Auf den restlichen 22 km mit Range Extender haben wir laut Bordcomputer 1,75 Liter Benzin verbraucht. Das ergibt hochgerechnet einen realen Benzinverbrauch von 7,9 Litern, wohlgemerkt vollbesetzt im dicksten Stadtverkehr. Im NEFZ wird ein kombinierter Wert für reinen Benzinbetrieb von 5 Litern genannt. Für unsere Gesamttour spuckt der Bordcomputer einen Wert von 2,3 l/100 km aus. Mit einem Liter deutlich überm Normverbrauch, aber der Normzyklus führt ja auch nicht über Frankfurter Allee und Skalitzer Str.

Stau im Berufsverkehr Stau im Berufsverkehr Artfremde Verwendung

Der hohe Verbrauch im Stadtverkehr überrascht auch Opel-Ingenieur Kunstmann. Mit vier Mann bei laufender Klimaanlage durch den Berliner Berufsverkehr, das ist wohl doch noch etwas energieintensiver als eine zügige Autobahnfahrt von Stuttgart nach Frankfurt, die er, wie er sagt, mit 5 l/100 km absolviert hat. Überhaupt sind sie bei Opel an diesem Punkt der Meinung: „Über 20 km Stadtverkehr rein mit Benzin, das sollte normalerweise die absolute Ausnahme sein. Für solche Fahrprofile ist der Batteriebetrieb prädestiniert“. Anders als andere Elektroautos bleibt der Ampera aber nicht liegen, wenn es mal etwas ungünstiger wird, das Fahrprofil. Trotzdem: Wer Kilometer schrubben will, soll lieber einen Turbodiesel kaufen.

Ampera macht Spaß

Unterm Strich ist es nach der Fahrt schwer, vom Opel Ampera gar kein bisschen begeistert zu sein.
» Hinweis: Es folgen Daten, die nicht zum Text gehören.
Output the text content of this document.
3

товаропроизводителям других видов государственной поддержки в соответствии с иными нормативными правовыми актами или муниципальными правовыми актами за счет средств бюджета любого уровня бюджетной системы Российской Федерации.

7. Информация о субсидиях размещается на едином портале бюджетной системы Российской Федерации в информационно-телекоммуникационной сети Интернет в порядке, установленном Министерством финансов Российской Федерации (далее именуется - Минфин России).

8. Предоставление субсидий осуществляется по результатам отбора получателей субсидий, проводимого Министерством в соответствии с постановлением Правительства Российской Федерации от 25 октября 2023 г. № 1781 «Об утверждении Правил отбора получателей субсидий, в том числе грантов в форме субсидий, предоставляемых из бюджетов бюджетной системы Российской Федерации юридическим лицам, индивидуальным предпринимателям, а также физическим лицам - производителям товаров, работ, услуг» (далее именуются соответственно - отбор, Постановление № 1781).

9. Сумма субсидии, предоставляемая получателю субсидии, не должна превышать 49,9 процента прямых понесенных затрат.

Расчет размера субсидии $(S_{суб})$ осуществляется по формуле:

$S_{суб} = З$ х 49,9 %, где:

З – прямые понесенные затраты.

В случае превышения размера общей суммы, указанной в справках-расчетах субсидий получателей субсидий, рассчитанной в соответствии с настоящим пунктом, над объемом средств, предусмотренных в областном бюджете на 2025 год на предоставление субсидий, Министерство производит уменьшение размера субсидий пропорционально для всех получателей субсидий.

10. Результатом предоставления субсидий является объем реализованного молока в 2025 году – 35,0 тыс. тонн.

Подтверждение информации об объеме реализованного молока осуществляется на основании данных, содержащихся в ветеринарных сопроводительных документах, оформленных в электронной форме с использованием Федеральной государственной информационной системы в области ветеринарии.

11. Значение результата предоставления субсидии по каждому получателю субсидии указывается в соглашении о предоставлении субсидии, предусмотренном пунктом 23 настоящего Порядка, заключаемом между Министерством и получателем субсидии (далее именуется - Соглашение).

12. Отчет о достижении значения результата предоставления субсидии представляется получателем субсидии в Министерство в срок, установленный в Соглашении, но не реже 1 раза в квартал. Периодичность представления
Auch wenn er die Grenzen der Physik nicht sprengt, ist er ein rundes Stück serienreifer, alltagstauglicher Elektromobilität, das auch als Erstwagen taugt, wenn das Platzangebot ausreicht.

Auf den täglichen Strecken kann man sehr effizient, agil und leise rein elektrisch unterwegs sein, und verreisen ist nicht komplizierter als einsteigen und losfahren - das macht Sinn, und das macht auch Spaß. Der Ampera fährt sich bei alledem betont angenehm und komfortabel. Durchaus ein Anreiz zum unaufgeregten und damit energiesparenden Fahren.

Wenn Opel ein attraktives Leasing auf die Beine stellt (derzeit ist von unter 600 Euro netto mtl. die Rede), werden wir den Ampera künftig im Flottenbetrieb sehr häufig sehen. Für die meisten Privatpersonen ist er bis auf Weiteres deutlich zu teuer. Leider, denn seine Botschaft kann der Ampera vermitteln: Elektrisch fahren muss nicht Verzicht bedeuten. Im Ampera nicht mal den Verzicht auf ein Motorengeräusch.